Die Produktion läuft seit ca. zwei Jahren auf Hochtouren. Bedingt durch die Corona-Situation und Versorgungsengpässe ist es ein finanzieller und persönlicher Kraftakt sie am Laufen zu halten. Wo bei anderen Firmen zum Teil schon die Bänder still standen oder Mitarbeiter in Kurzarbeit geschickt wurden, ging es bei uns immer noch weiter. Auch hier hat der Einkauf einen großen Beitrag geleistet durch die gute, abgestimmte interne Zusammenarbeit, aber auch durch die Zusammenarbeit mit den Zulieferern, um die Materialversorgung nicht nur kurzfristig, sondern auch mittel- bis langfristig zu gewährleisten. Hilfreich ist hier der sehr partnerschaftliche Umgang mit den Lieferanten.

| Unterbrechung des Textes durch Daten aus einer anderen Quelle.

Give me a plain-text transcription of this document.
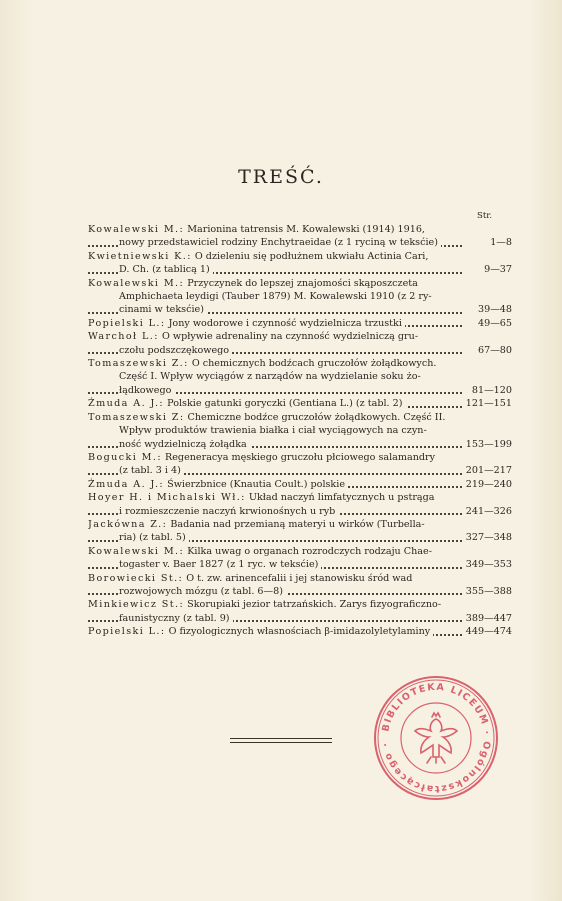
TREŚĆ.
Str.
Kowalewski M.: Marionina tatrensis M. Kowalewski (1914) 1916,
nowy przedstawiciel rodziny Enchytraeidae (z 1 ryciną w teksćie)	1—8
Kwietniewski K.: O dzieleniu się podłużnem ukwiału Actinia Cari,
D. Ch. (z tablicą 1)	9—37
Kowalewski M.: Przyczynek do lepszej znajomości skąposzczeta
Amphichaeta leydigi (Tauber 1879) M. Kowalewski 1910 (z 2 ry-
cinami w teksćie)	39—48
Popielski L.: Jony wodorowe i czynność wydzielnicza trzustki	49—65
Warchoł L.: O wpływie adrenaliny na czynność wydzielniczą gru-
czołu podszczękowego	67—80
Tomaszewski Z.: O chemicznych bodźcach gruczołów żołądkowych.
Część I. Wpływ wyciągów z narządów na wydzielanie soku żo-
łądkowego	81—120
Żmuda A. J.: Polskie gatunki goryczki (Gentiana L.) (z tabl. 2)	121—151
Tomaszewski Z: Chemiczne bodźce gruczołów żołądkowych. Część II.
Wpływ produktów trawienia białka i ciał wyciągowych na czyn-
ność wydzielniczą żołądka	153—199
Bogucki M.: Regeneracya męskiego gruczołu płciowego salamandry
(z tabl. 3 i 4)	201—217
Żmuda A. J.: Świerzbnice (Knautia Coult.) polskie	219—240
Hoyer H. i Michalski Wł.: Układ naczyń limfatycznych u pstrąga
i rozmieszczenie naczyń krwionośnych u ryb	241—326
Jackówna Z.: Badania nad przemianą materyi u wirków (Turbella-
ria) (z tabl. 5)	327—348
Kowalewski M.: Kilka uwag o organach rozrodczych rodzaju Chae-
togaster v. Baer 1827 (z 1 ryc. w teksćie)	349—353
Borowiecki St.: O t. zw. arinencefalii i jej stanowisku śród wad
rozwojowych mózgu (z tabl. 6—8)	355—388
Minkiewicz St.: Skorupiaki jezior tatrzańskich. Zarys fizyograficzno-
faunistyczny (z tabl. 9)	389—447
Popielski L.: O fizyologicznych własnościach β-imidazolyletylaminy	449—474
BIBLIOTEKA LICEUM · Ogólnokształcącego ·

terraHORSCH: Wie sieht diese partnerschaftliche Zusammenarbeit aus?
Dr. Johann Neidl:
Eine faire Zusammenarbeit ist von besonderer Bedeutung. Wir müssen gemeinsam die aktuell schwierige Zeit meistern. Deshalb ist uns eine langfristige Partnerschaft besonders wichtig. Unser Ziel ist auch, unsere Lieferanten frühzeitig und umfassend zu involvieren und ihnen notwendige Informationen zukommen zu lassen, wie z.B. Vorschauzahlen, damit auch sie entsprechend planen und notwendige Anpassungen in Struktur und Abläufen vornehmen können. Zu diesem engen Austausch gehört auch die strategische Ausrichtung – also wo wir uns langfristig hin entwickeln. Wichtig dabei ist ein offenes Feedback, was der Lieferant von uns erwartet. Feedback und Kritik auf Augenhöhe – so können auch wir uns immer wieder verbessern.